The outlook for the intermodal sector remains gloomy, but, nonetheless, management at BNSF and JB Hunt see a chance to boost volumes with a play for just-in-time traffic, launching a service pledging high on-time performance and transit savings of a day.

Aiming to lure time-sensitive shipments from trucking providers, their Quantum offering, managed by 10-strong team of employees from each firm, promises on-time performance of 95%.

The faster transit times will be achieved by giving priority to Quantum shipments for dray and rail movement, and by aligning the operators’ forecasts for dray, container and rail capacity.

“Quantum allows customers with service-sensitive freight to benefit from the cost savings of intermodal, while reducing their carbon footprint and maintaining the level of service and consistency needed in their supply chains,” claimed Darren Field, JB Hunt’s president of intermodal.

According to JB Hunt, using rail reduces a shipment’s carbon footprint by as much as 60% and the partners estimate that 7m-11m loads of freight are ripe for conversion to intermodal.
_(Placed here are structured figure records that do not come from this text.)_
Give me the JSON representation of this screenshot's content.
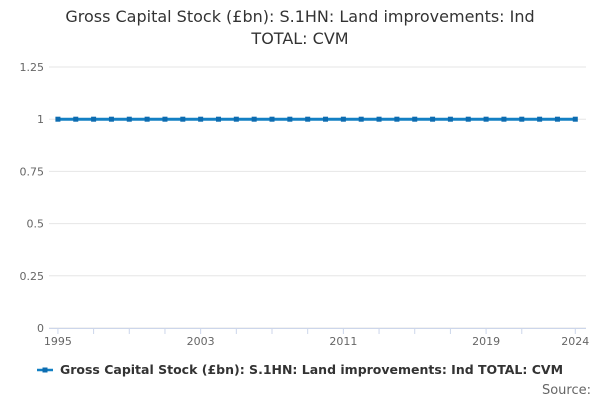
{
  "title": {
    "lines": [
      "Gross Capital Stock (£bn): S.1HN: Land improvements: Ind",
      "TOTAL: CVM"
    ]
  },
  "chart_data": {
    "type": "line",
    "title": "Gross Capital Stock (£bn): S.1HN: Land improvements: Ind TOTAL: CVM",
    "x": [
      1995,
      1996,
      1997,
      1998,
      1999,
      2000,
      2001,
      2002,
      2003,
      2004,
      2005,
      2006,
      2007,
      2008,
      2009,
      2010,
      2011,
      2012,
      2013,
      2014,
      2015,
      2016,
      2017,
      2018,
      2019,
      2020,
      2021,
      2022,
      2023,
      2024
    ],
    "series": [
      {
        "name": "Gross Capital Stock (£bn): S.1HN: Land improvements: Ind TOTAL: CVM",
        "values": [
          1,
          1,
          1,
          1,
          1,
          1,
          1,
          1,
          1,
          1,
          1,
          1,
          1,
          1,
          1,
          1,
          1,
          1,
          1,
          1,
          1,
          1,
          1,
          1,
          1,
          1,
          1,
          1,
          1,
          1
        ]
      }
    ],
    "xlabel": "",
    "ylabel": "",
    "xlim": [
      1994.5,
      2024.6
    ],
    "ylim": [
      0,
      1.25
    ],
    "yticks": [
      0,
      0.25,
      0.5,
      0.75,
      1,
      1.25
    ],
    "ytick_labels": [
      "0",
      "0.25",
      "0.5",
      "0.75",
      "1",
      "1.25"
    ],
    "xtick_years": [
      1995,
      1997,
      1999,
      2001,
      2003,
      2005,
      2007,
      2009,
      2011,
      2013,
      2015,
      2017,
      2019,
      2021,
      2024
    ],
    "xtick_labeled": [
      1995,
      2003,
      2011,
      2019,
      2024
    ],
    "grid": "horizontal",
    "legend_position": "bottom-center",
    "marker_shape": "square"
  },
  "legend": {
    "label": "Gross Capital Stock (£bn): S.1HN: Land improvements: Ind TOTAL: CVM"
  },
  "footer": {
    "source_label": "Source:"
  },
  "colors": {
    "line": "#1380c4",
    "marker": "#0d6cb0",
    "grid": "#e6e6e6",
    "axis_line": "#ccd6eb",
    "tick_label": "#666666"
  }
}
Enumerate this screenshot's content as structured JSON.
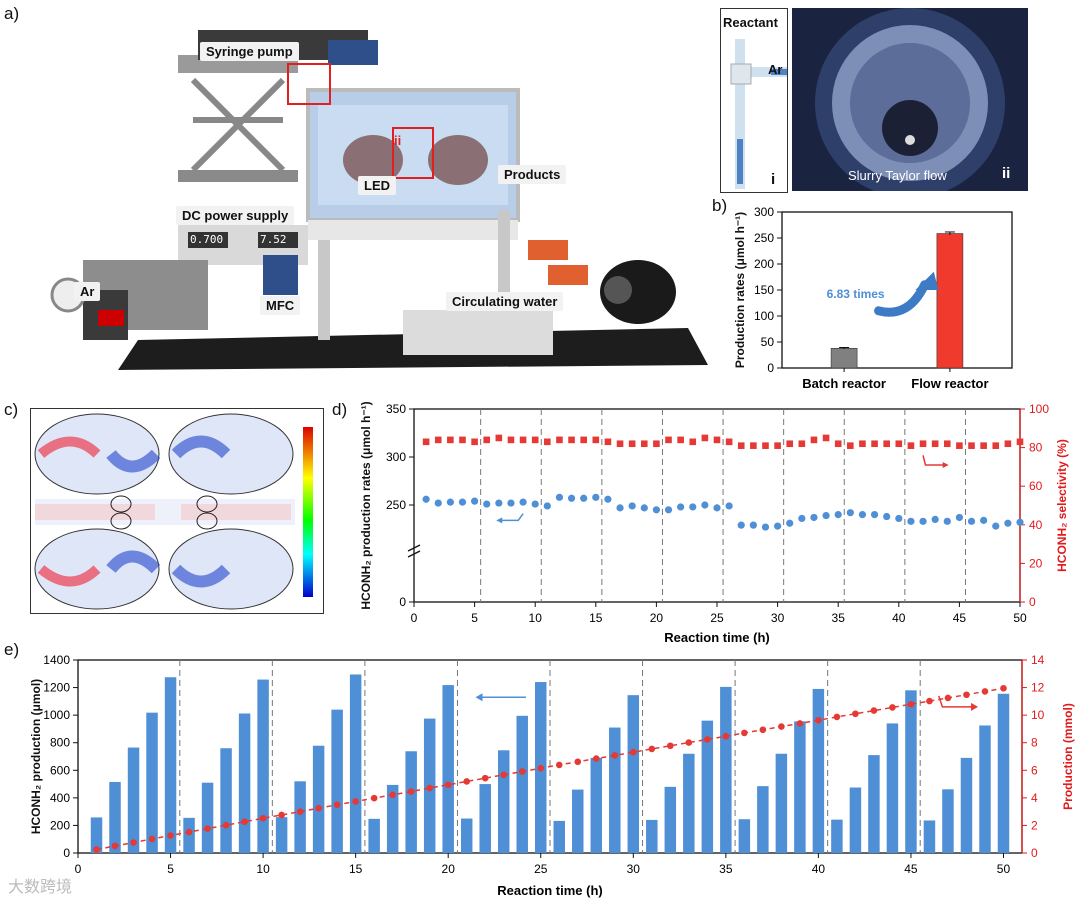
{
  "panels": {
    "a": "a)",
    "b": "b)",
    "c": "c)",
    "d": "d)",
    "e": "e)"
  },
  "photo_a": {
    "labels": {
      "syringe_pump": "Syringe pump",
      "led": "LED",
      "ii_marker": "ii",
      "products": "Products",
      "dc_power": "DC power supply",
      "ar": "Ar",
      "mfc": "MFC",
      "circulating_water": "Circulating water",
      "display1": "0.700",
      "display2": "7.52"
    }
  },
  "insets": {
    "i": {
      "reactant": "Reactant",
      "ar": "Ar",
      "roman": "i"
    },
    "ii": {
      "caption": "Slurry Taylor flow",
      "roman": "ii"
    }
  },
  "panel_c": {
    "description": "velocity field simulation"
  },
  "watermark": "大数跨境",
  "colors": {
    "blue": "#4f8fd6",
    "red": "#e53935",
    "gray": "#808080",
    "axis_red": "#e31a1c",
    "bar_red": "#f03a2e"
  },
  "chart_data": [
    {
      "id": "b",
      "type": "bar",
      "categories": [
        "Batch reactor",
        "Flow reactor"
      ],
      "values": [
        37.9,
        258.6
      ],
      "errors": [
        1.5,
        3
      ],
      "ylabel": "Production rates (μmol h⁻¹)",
      "ylim": [
        0,
        300
      ],
      "yticks": [
        0,
        50,
        100,
        150,
        200,
        250,
        300
      ],
      "annotation": "6.83 times"
    },
    {
      "id": "d",
      "type": "scatter",
      "xlabel": "Reaction time (h)",
      "ylabel": "HCONH₂ production rates (μmol h⁻¹)",
      "ylabel_right": "HCONH₂ selectivity (%)",
      "xlim": [
        0,
        50
      ],
      "xticks": [
        0,
        5,
        10,
        15,
        20,
        25,
        30,
        35,
        40,
        45,
        50
      ],
      "yticks_left": [
        "0",
        "250",
        "300",
        "350"
      ],
      "yticks_right": [
        "0",
        "20",
        "40",
        "60",
        "80",
        "100"
      ],
      "series": [
        {
          "axis": "left",
          "marker": "circle",
          "x": [
            1,
            2,
            3,
            4,
            5,
            6,
            7,
            8,
            9,
            10,
            11,
            12,
            13,
            14,
            15,
            16,
            17,
            18,
            19,
            20,
            21,
            22,
            23,
            24,
            25,
            26,
            27,
            28,
            29,
            30,
            31,
            32,
            33,
            34,
            35,
            36,
            37,
            38,
            39,
            40,
            41,
            42,
            43,
            44,
            45,
            46,
            47,
            48,
            49,
            50
          ],
          "values": [
            256,
            252,
            253,
            253,
            254,
            251,
            252,
            252,
            253,
            251,
            249,
            258,
            257,
            257,
            258,
            256,
            247,
            249,
            247,
            245,
            245,
            248,
            248,
            250,
            247,
            249,
            229,
            229,
            227,
            228,
            231,
            236,
            237,
            239,
            240,
            242,
            240,
            240,
            238,
            236,
            233,
            233,
            235,
            233,
            237,
            233,
            234,
            228,
            231,
            232
          ]
        },
        {
          "axis": "right",
          "marker": "square",
          "x": [
            1,
            2,
            3,
            4,
            5,
            6,
            7,
            8,
            9,
            10,
            11,
            12,
            13,
            14,
            15,
            16,
            17,
            18,
            19,
            20,
            21,
            22,
            23,
            24,
            25,
            26,
            27,
            28,
            29,
            30,
            31,
            32,
            33,
            34,
            35,
            36,
            37,
            38,
            39,
            40,
            41,
            42,
            43,
            44,
            45,
            46,
            47,
            48,
            49,
            50
          ],
          "values": [
            83,
            84,
            84,
            84,
            83,
            84,
            85,
            84,
            84,
            84,
            83,
            84,
            84,
            84,
            84,
            83,
            82,
            82,
            82,
            82,
            84,
            84,
            83,
            85,
            84,
            83,
            81,
            81,
            81,
            81,
            82,
            82,
            84,
            85,
            82,
            81,
            82,
            82,
            82,
            82,
            81,
            82,
            82,
            82,
            81,
            81,
            81,
            81,
            82,
            83
          ]
        }
      ]
    },
    {
      "id": "e",
      "type": "bar",
      "xlabel": "Reaction time (h)",
      "ylabel": "HCONH₂ production (μmol)",
      "ylabel_right": "Production (mmol)",
      "xlim": [
        0,
        51
      ],
      "ylim": [
        0,
        1400
      ],
      "ylim_right": [
        0,
        14
      ],
      "xticks": [
        0,
        5,
        10,
        15,
        20,
        25,
        30,
        35,
        40,
        45,
        50
      ],
      "yticks_left": [
        0,
        200,
        400,
        600,
        800,
        1000,
        1200,
        1400
      ],
      "yticks_right": [
        0,
        2,
        4,
        6,
        8,
        10,
        12,
        14
      ],
      "x": [
        1,
        2,
        3,
        4,
        5,
        6,
        7,
        8,
        9,
        10,
        11,
        12,
        13,
        14,
        15,
        16,
        17,
        18,
        19,
        20,
        21,
        22,
        23,
        24,
        25,
        26,
        27,
        28,
        29,
        30,
        31,
        32,
        33,
        34,
        35,
        36,
        37,
        38,
        39,
        40,
        41,
        42,
        43,
        44,
        45,
        46,
        47,
        48,
        49,
        50
      ],
      "bars": [
        258,
        515,
        765,
        1018,
        1275,
        255,
        510,
        760,
        1012,
        1258,
        260,
        520,
        778,
        1040,
        1295,
        248,
        494,
        738,
        975,
        1218,
        250,
        500,
        745,
        995,
        1240,
        233,
        460,
        690,
        910,
        1145,
        240,
        480,
        720,
        960,
        1205,
        245,
        485,
        720,
        955,
        1190,
        242,
        475,
        710,
        940,
        1180,
        236,
        462,
        690,
        925,
        1155
      ],
      "cumulative": [
        0.25,
        0.51,
        0.76,
        1.02,
        1.27,
        1.52,
        1.77,
        2.02,
        2.27,
        2.52,
        2.76,
        3.0,
        3.25,
        3.5,
        3.74,
        3.98,
        4.22,
        4.46,
        4.71,
        4.95,
        5.19,
        5.43,
        5.67,
        5.91,
        6.15,
        6.39,
        6.62,
        6.85,
        7.08,
        7.31,
        7.55,
        7.78,
        8.01,
        8.24,
        8.47,
        8.71,
        8.94,
        9.17,
        9.4,
        9.63,
        9.87,
        10.1,
        10.33,
        10.56,
        10.79,
        11.02,
        11.25,
        11.48,
        11.72,
        11.95
      ]
    }
  ]
}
The collaboration comes two months after JB Hunt acquired the brokerage of BNSF Logistics and was followed yesterday by the announcement of a Mexico-US cross border intermodal service, in cooperation with Mexican rail provider GMXT.

JB Hunt said the new Eagle Pass Gateway service, to be launched on 1 January, would reach Chicago a day faster than existing rail services from Monterrey.

However, BNSF and JB Hunt may face an uphill struggle with their new intermodal offering. Pricing for the Quantum service varies – ranging from traditional intermodal to over-the-road rates – and may not be enough to lure shippers from a trucking sector still in the doldrums and anxious not to lose business.

Market projections from Uber Freight in its 2023 Q4 Market Update and Outlook show the intermodal sector stuck in a long-lasting drought. The report predicts intermodal volumes will remain depressed and adds: “There will not be an intermodal peak season this year.”

Uber’s analysts noted that intermodal volumes have been down year on year in 25 of the past 26 months, and do not envisage volume growth until the second quarter of next year. At the same time, trucking capacity remains plentiful, although it has been shrinking as truckers quit the market.

“Intermodal remains challenged relative to the truckload competition,” the report concludes.

Meanwhile, BNSF upped its operating technology this month with a new terminal operating and traffic control system, from tech provider Tideworks, at its hub in Memphis, giving the rail company “centralised visibility of its terminal operations to optimise planning and improve terminal productivity”.

Last year it installed the Tideworks system at its Chicago hub.